Really amazing! Maybe I should rethink much of my lighting in other tanks. I like plants like Rotala and hairgrass - I have heard these need stronger light - especially to get the pinks in the R. indica.


----------



## plantblr (Feb 27, 2007)

Hi Arul,
Sorry for the angry smiley(mistake) 

Ravi here from Bangalore.
1st of all Wish you a very Happy New Year .
I have a 50g El tank for more than a year now.For the past 2months or so I suddenly find that there is a lot of Green hair algae growing in many parts of my tank .Its growing on the wood,plants,on the substrate.....Every time I see that its grown too much,i manually remove it.Can you pls advice how this pain can be stopped once for all ?Its getting on my nerves....

>65W x 2 CFL Osram = 2.6wpg / 10hrs a day (No direct sunlight).
>Water changes : 50% change Once a month.
>No ferts dozed,no CO2. 
>Lot of fast growing plants like Vals,4 types of Crypts...lots...!!!,Nuphur Japonica,Amazon
swords,Redwater lillies.

The plant growth is really good.The Vals grow almost 1.5 to 2 feet every week covering the surface,Red water lillies shoot up a leaf to the surface atleast every alternate day,the crypts are almost taking over the tank.I trim them every week.

Below is a pic for your reference.


__
https://flic.kr/p/3212743854

Thanks in advance,
Ravi


----------



## arulnathan (May 24, 2005)

Hi Ravi,

Nice to see you here...

As as for the hair algae issue ...can occur in excess iron levels but in your case you are not dosing.

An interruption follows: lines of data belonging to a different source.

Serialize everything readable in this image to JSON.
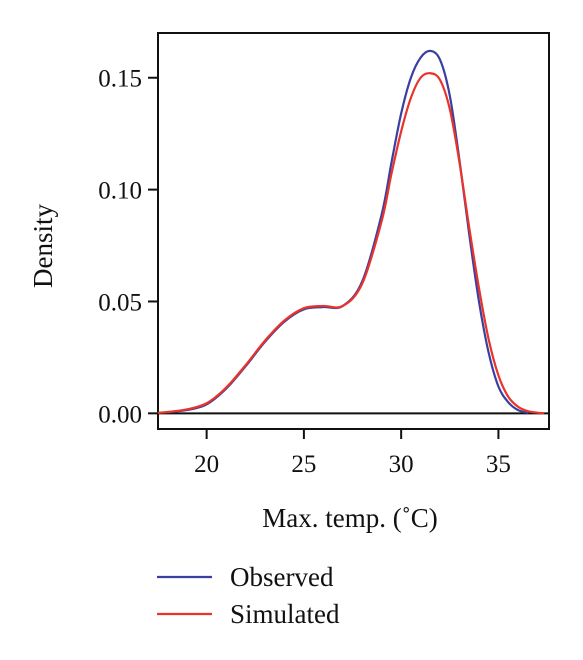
{
  "chart_data": {
    "type": "line",
    "title": "",
    "xlabel": "Max. temp. (˚C)",
    "ylabel": "Density",
    "xlim": [
      17.5,
      37.6
    ],
    "ylim": [
      -0.007,
      0.17
    ],
    "xticks": [
      20,
      25,
      30,
      35
    ],
    "xtick_labels": [
      "20",
      "25",
      "30",
      "35"
    ],
    "yticks": [
      0.0,
      0.05,
      0.1,
      0.15
    ],
    "ytick_labels": [
      "0.00",
      "0.05",
      "0.10",
      "0.15"
    ],
    "baseline": 0,
    "grid": false,
    "legend_position": "bottom-left, below plot",
    "series": [
      {
        "name": "Observed",
        "color": "#3b3fa0",
        "x": [
          18,
          19,
          20,
          21,
          22,
          23,
          24,
          25,
          26,
          27,
          28,
          29,
          29.5,
          30,
          30.5,
          31,
          31.5,
          32,
          32.5,
          33,
          33.5,
          34,
          34.5,
          35,
          35.5,
          36,
          36.5
        ],
        "y": [
          0.0005,
          0.0015,
          0.004,
          0.011,
          0.021,
          0.032,
          0.041,
          0.0465,
          0.0475,
          0.048,
          0.059,
          0.089,
          0.112,
          0.134,
          0.15,
          0.159,
          0.162,
          0.158,
          0.142,
          0.113,
          0.08,
          0.05,
          0.027,
          0.012,
          0.005,
          0.0015,
          0.0003
        ]
      },
      {
        "name": "Simulated",
        "color": "#e8342a",
        "x": [
          17.5,
          18,
          19,
          20,
          21,
          22,
          23,
          24,
          25,
          26,
          27,
          28,
          29,
          29.5,
          30,
          30.5,
          31,
          31.5,
          32,
          32.5,
          33,
          33.5,
          34,
          34.5,
          35,
          35.5,
          36,
          36.5,
          37,
          37.3
        ],
        "y": [
          0.0002,
          0.0006,
          0.0018,
          0.0045,
          0.0115,
          0.0215,
          0.0325,
          0.0415,
          0.047,
          0.048,
          0.048,
          0.058,
          0.086,
          0.107,
          0.126,
          0.141,
          0.15,
          0.152,
          0.149,
          0.136,
          0.112,
          0.083,
          0.056,
          0.033,
          0.017,
          0.0075,
          0.003,
          0.001,
          0.0003,
          0.0001
        ]
      }
    ]
  }
}
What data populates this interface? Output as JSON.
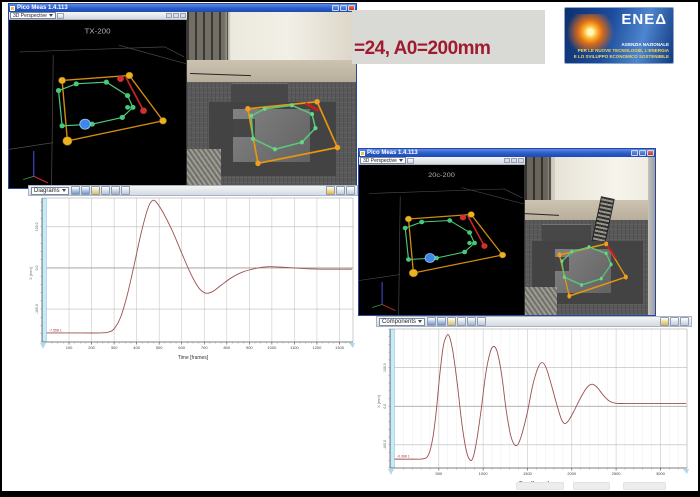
{
  "banner": {
    "text": "=24, A0=200mm"
  },
  "logo": {
    "brand": "ENEΔ",
    "line1": "AGENZIA NAZIONALE",
    "line2": "PER LE NUOVE TECNOLOGIE, L'ENERGIA",
    "line3": "E LO SVILUPPO ECONOMICO SOSTENIBILE"
  },
  "windows": [
    {
      "title": "Pico Meas 1.4.113",
      "toolbar_dropdown": "3D Perspective",
      "scene_label": "TX-200"
    },
    {
      "title": "Pico Meas 1.4.113",
      "toolbar_dropdown": "3D Perspective",
      "scene_label": "20c-200"
    }
  ],
  "scene": {
    "persp_lines": [
      [
        6,
        19,
        88,
        16
      ],
      [
        88,
        16,
        99,
        22
      ],
      [
        25,
        21,
        24,
        100
      ],
      [
        0,
        77,
        25,
        73
      ],
      [
        62,
        15,
        100,
        26
      ]
    ],
    "quad": [
      [
        30,
        36
      ],
      [
        68,
        33
      ],
      [
        87,
        60
      ],
      [
        33,
        72
      ]
    ],
    "red_edge": [
      66,
      34,
      76,
      54
    ],
    "green_poly": [
      [
        28,
        42
      ],
      [
        38,
        38
      ],
      [
        55,
        37
      ],
      [
        67,
        45
      ],
      [
        70,
        52
      ],
      [
        64,
        58
      ],
      [
        47,
        62
      ],
      [
        30,
        63
      ]
    ],
    "extra_green_dots": [
      [
        67,
        52
      ]
    ],
    "red_dots": [
      [
        63,
        35
      ],
      [
        76,
        54
      ]
    ],
    "blue_dot": [
      43,
      62
    ],
    "axis_blue": [
      14,
      78,
      14,
      93
    ],
    "axis_red": [
      14,
      93,
      22,
      97
    ],
    "axis_green": [
      14,
      93,
      8,
      95
    ]
  },
  "cam_overlays": [
    {
      "quad": [
        [
          36,
          55
        ],
        [
          77,
          51
        ],
        [
          89,
          77
        ],
        [
          42,
          86
        ]
      ],
      "green": [
        [
          38,
          59
        ],
        [
          46,
          55
        ],
        [
          62,
          53
        ],
        [
          74,
          58
        ],
        [
          76,
          66
        ],
        [
          68,
          74
        ],
        [
          52,
          78
        ],
        [
          39,
          72
        ]
      ],
      "red": [
        70,
        52,
        78,
        56
      ]
    },
    {
      "quad": [
        [
          28,
          62
        ],
        [
          66,
          55
        ],
        [
          82,
          76
        ],
        [
          36,
          88
        ]
      ],
      "green": [
        [
          30,
          66
        ],
        [
          38,
          60
        ],
        [
          52,
          57
        ],
        [
          66,
          61
        ],
        [
          70,
          68
        ],
        [
          62,
          77
        ],
        [
          46,
          81
        ],
        [
          32,
          76
        ]
      ],
      "red": [
        66,
        55,
        74,
        64
      ]
    }
  ],
  "chart_toolbars": [
    {
      "dropdown": "Diagrams",
      "icons": [
        {
          "name": "scale-vertical-icon",
          "color": "#6f94c8"
        },
        {
          "name": "scale-horizontal-icon",
          "color": "#6f94c8"
        },
        {
          "name": "zoom-fit-icon",
          "color": "#d9c15a"
        },
        {
          "name": "legend-icon",
          "color": "#b8c4d8"
        },
        {
          "name": "grid-icon",
          "color": "#9fb2cc"
        },
        {
          "name": "export-icon",
          "color": "#c0c8d4"
        }
      ],
      "right_icons": [
        {
          "name": "snapshot-icon",
          "color": "#e3b83e"
        },
        {
          "name": "tile-view-icon",
          "color": "#c3cbd8"
        },
        {
          "name": "detach-icon",
          "color": "#c3cbd8"
        }
      ]
    },
    {
      "dropdown": "Components",
      "icons": [
        {
          "name": "scale-vertical-icon",
          "color": "#6f94c8"
        },
        {
          "name": "scale-horizontal-icon",
          "color": "#6f94c8"
        },
        {
          "name": "zoom-fit-icon",
          "color": "#d9c15a"
        },
        {
          "name": "legend-icon",
          "color": "#b8c4d8"
        },
        {
          "name": "grid-icon",
          "color": "#9fb2cc"
        },
        {
          "name": "export-icon",
          "color": "#c0c8d4"
        }
      ],
      "right_icons": [
        {
          "name": "snapshot-icon",
          "color": "#e3b83e"
        },
        {
          "name": "tile-view-icon",
          "color": "#c3cbd8"
        },
        {
          "name": "detach-icon",
          "color": "#c3cbd8"
        }
      ]
    }
  ],
  "chart_data": [
    {
      "type": "line",
      "xlabel": "Time [frames]",
      "ylabel": "X [mm]",
      "xlim": [
        0,
        1360
      ],
      "ylim": [
        -180,
        170
      ],
      "x_ticks": [
        100,
        200,
        300,
        400,
        500,
        600,
        700,
        800,
        900,
        1000,
        1100,
        1200,
        1300
      ],
      "x_minor_tick": 25,
      "y_minor_tick": 20,
      "y_gridlines": [
        100,
        0,
        -100
      ],
      "y_tick_labels": [
        "100.0",
        "0.0",
        "-100.0"
      ],
      "marker_label": "-7.508 1",
      "legend_position": "none",
      "grid": true,
      "series": [
        {
          "name": "displacement",
          "color": "#9c4f4f",
          "points": [
            [
              0,
              -158
            ],
            [
              120,
              -158
            ],
            [
              240,
              -158
            ],
            [
              275,
              -156
            ],
            [
              300,
              -148
            ],
            [
              330,
              -118
            ],
            [
              360,
              -62
            ],
            [
              390,
              10
            ],
            [
              420,
              85
            ],
            [
              450,
              145
            ],
            [
              470,
              164
            ],
            [
              490,
              158
            ],
            [
              520,
              132
            ],
            [
              560,
              88
            ],
            [
              600,
              36
            ],
            [
              640,
              -14
            ],
            [
              675,
              -48
            ],
            [
              705,
              -61
            ],
            [
              735,
              -58
            ],
            [
              775,
              -42
            ],
            [
              820,
              -24
            ],
            [
              870,
              -10
            ],
            [
              930,
              -1
            ],
            [
              985,
              3
            ],
            [
              1040,
              2
            ],
            [
              1100,
              0
            ],
            [
              1160,
              -2
            ],
            [
              1250,
              -3
            ],
            [
              1355,
              -3
            ]
          ]
        }
      ]
    },
    {
      "type": "line",
      "xlabel": "Time [frames]",
      "ylabel": "X [mm]",
      "xlim": [
        0,
        3300
      ],
      "ylim": [
        -160,
        200
      ],
      "x_ticks": [
        500,
        1000,
        1500,
        2000,
        2500,
        3000
      ],
      "x_minor_tick": 100,
      "x_minor_grid": 100,
      "y_minor_tick": 20,
      "y_gridlines": [
        100,
        0,
        -100
      ],
      "y_tick_labels": [
        "100.0",
        "0.0",
        "-100.0"
      ],
      "marker_label": "-0.098 1",
      "legend_position": "none",
      "grid": true,
      "series": [
        {
          "name": "displacement",
          "color": "#9c4f4f",
          "points": [
            [
              0,
              -137
            ],
            [
              200,
              -137
            ],
            [
              330,
              -136
            ],
            [
              385,
              -125
            ],
            [
              430,
              -85
            ],
            [
              470,
              -15
            ],
            [
              510,
              80
            ],
            [
              550,
              155
            ],
            [
              590,
              183
            ],
            [
              620,
              180
            ],
            [
              660,
              140
            ],
            [
              710,
              55
            ],
            [
              760,
              -45
            ],
            [
              810,
              -115
            ],
            [
              855,
              -140
            ],
            [
              890,
              -130
            ],
            [
              930,
              -85
            ],
            [
              980,
              -5
            ],
            [
              1030,
              85
            ],
            [
              1080,
              140
            ],
            [
              1120,
              155
            ],
            [
              1160,
              140
            ],
            [
              1210,
              80
            ],
            [
              1260,
              -10
            ],
            [
              1310,
              -75
            ],
            [
              1355,
              -100
            ],
            [
              1395,
              -98
            ],
            [
              1440,
              -70
            ],
            [
              1500,
              -15
            ],
            [
              1560,
              55
            ],
            [
              1620,
              100
            ],
            [
              1665,
              113
            ],
            [
              1710,
              100
            ],
            [
              1770,
              55
            ],
            [
              1830,
              5
            ],
            [
              1885,
              -35
            ],
            [
              1925,
              -45
            ],
            [
              1970,
              -35
            ],
            [
              2030,
              -10
            ],
            [
              2100,
              22
            ],
            [
              2170,
              48
            ],
            [
              2230,
              57
            ],
            [
              2290,
              48
            ],
            [
              2350,
              30
            ],
            [
              2420,
              14
            ],
            [
              2490,
              8
            ],
            [
              2600,
              7
            ],
            [
              2800,
              7
            ],
            [
              3050,
              7
            ],
            [
              3290,
              7
            ]
          ]
        }
      ]
    }
  ]
}
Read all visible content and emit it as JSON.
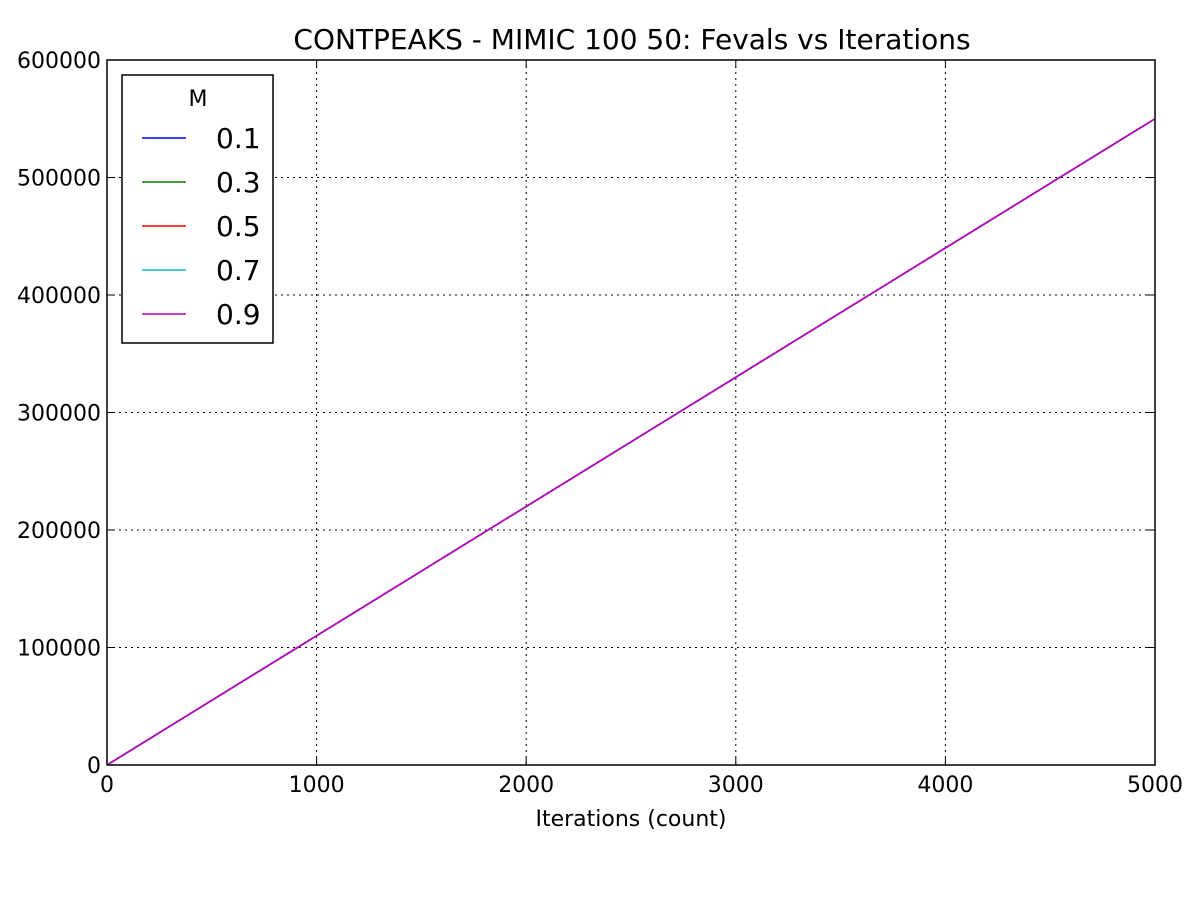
{
  "chart_data": {
    "type": "line",
    "title": "CONTPEAKS - MIMIC 100 50: Fevals vs Iterations",
    "xlabel": "Iterations (count)",
    "ylabel": "",
    "xlim": [
      0,
      5000
    ],
    "ylim": [
      0,
      600000
    ],
    "xticks": [
      0,
      1000,
      2000,
      3000,
      4000,
      5000
    ],
    "yticks": [
      0,
      100000,
      200000,
      300000,
      400000,
      500000,
      600000
    ],
    "grid": true,
    "legend": {
      "title": "M",
      "placement": "top-left"
    },
    "series": [
      {
        "name": "0.1",
        "color": "#0000ff",
        "x": [
          0,
          5000
        ],
        "y": [
          0,
          550000
        ]
      },
      {
        "name": "0.3",
        "color": "#008000",
        "x": [
          0,
          5000
        ],
        "y": [
          0,
          550000
        ]
      },
      {
        "name": "0.5",
        "color": "#ff0000",
        "x": [
          0,
          5000
        ],
        "y": [
          0,
          550000
        ]
      },
      {
        "name": "0.7",
        "color": "#00bfbf",
        "x": [
          0,
          5000
        ],
        "y": [
          0,
          550000
        ]
      },
      {
        "name": "0.9",
        "color": "#bf00bf",
        "x": [
          0,
          5000
        ],
        "y": [
          0,
          550000
        ]
      }
    ]
  }
}
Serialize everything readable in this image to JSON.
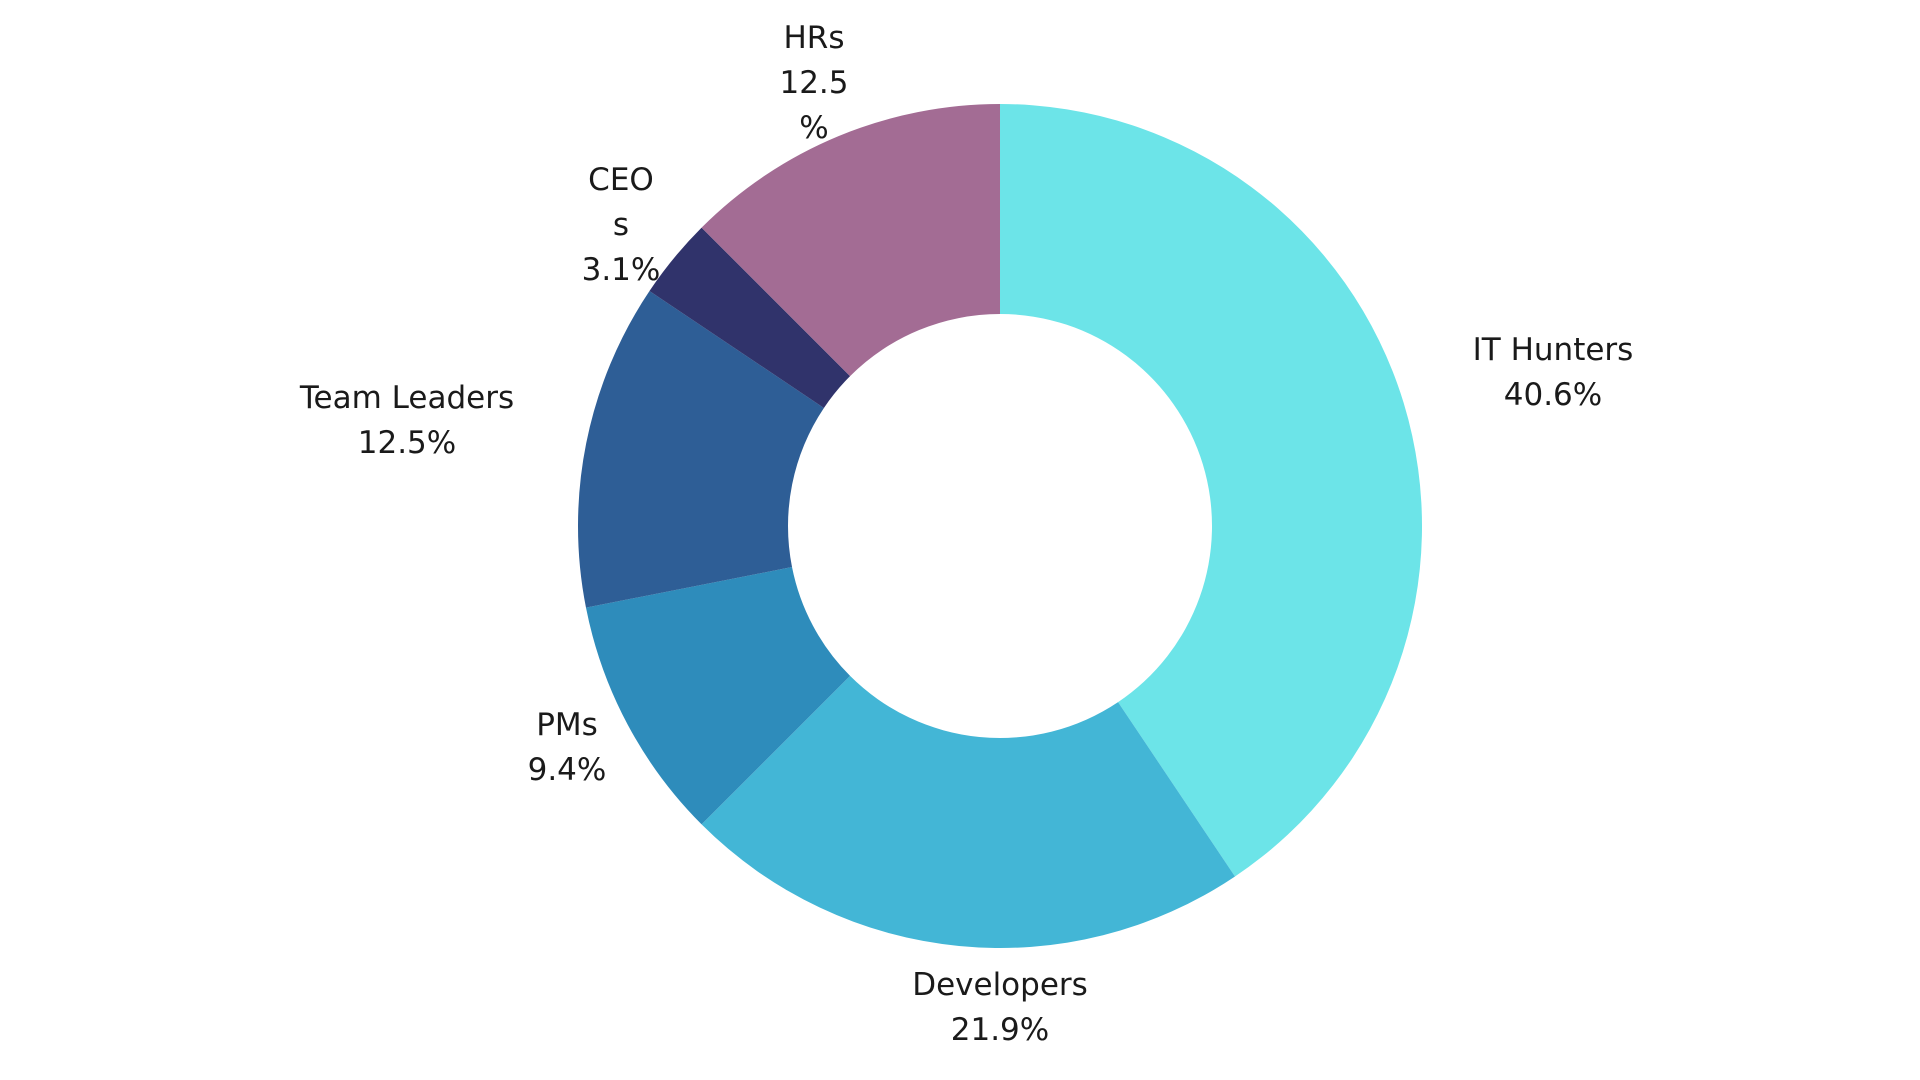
{
  "chart_data": {
    "type": "pie",
    "donut": true,
    "start": "12 o'clock",
    "direction": "clockwise",
    "slices": [
      {
        "label_lines": [
          "IT Hunters",
          "40.6%"
        ],
        "value": 40.6,
        "color": "#6ce4e8"
      },
      {
        "label_lines": [
          "Developers",
          "21.9%"
        ],
        "value": 21.9,
        "color": "#43b6d6"
      },
      {
        "label_lines": [
          "PMs",
          "9.4%"
        ],
        "value": 9.4,
        "color": "#2e8cbb"
      },
      {
        "label_lines": [
          "Team Leaders",
          "12.5%"
        ],
        "value": 12.5,
        "color": "#2e5e96"
      },
      {
        "label_lines": [
          "CEO",
          "s",
          "3.1%"
        ],
        "value": 3.1,
        "color": "#30336b"
      },
      {
        "label_lines": [
          "HRs",
          "12.5",
          "%"
        ],
        "value": 12.5,
        "color": "#a36c94"
      }
    ]
  }
}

Well I think you should schedule weekly water changes and cut down your photoperiod for some time and check your feedings ...this should help.

- Nathan


----------



## gravy9 (Aug 28, 2008)

Any updates, Arul?


----------



## arulnathan (May 24, 2005)

Update after 10 Years. 2016 

(Diana Walstad method)

Once Pruned almost to the bottom in 2009, and they again grown back.
and Reduced the light to 0.5 watts (Just Two 2ft. Tubes - 20 watts each)


----------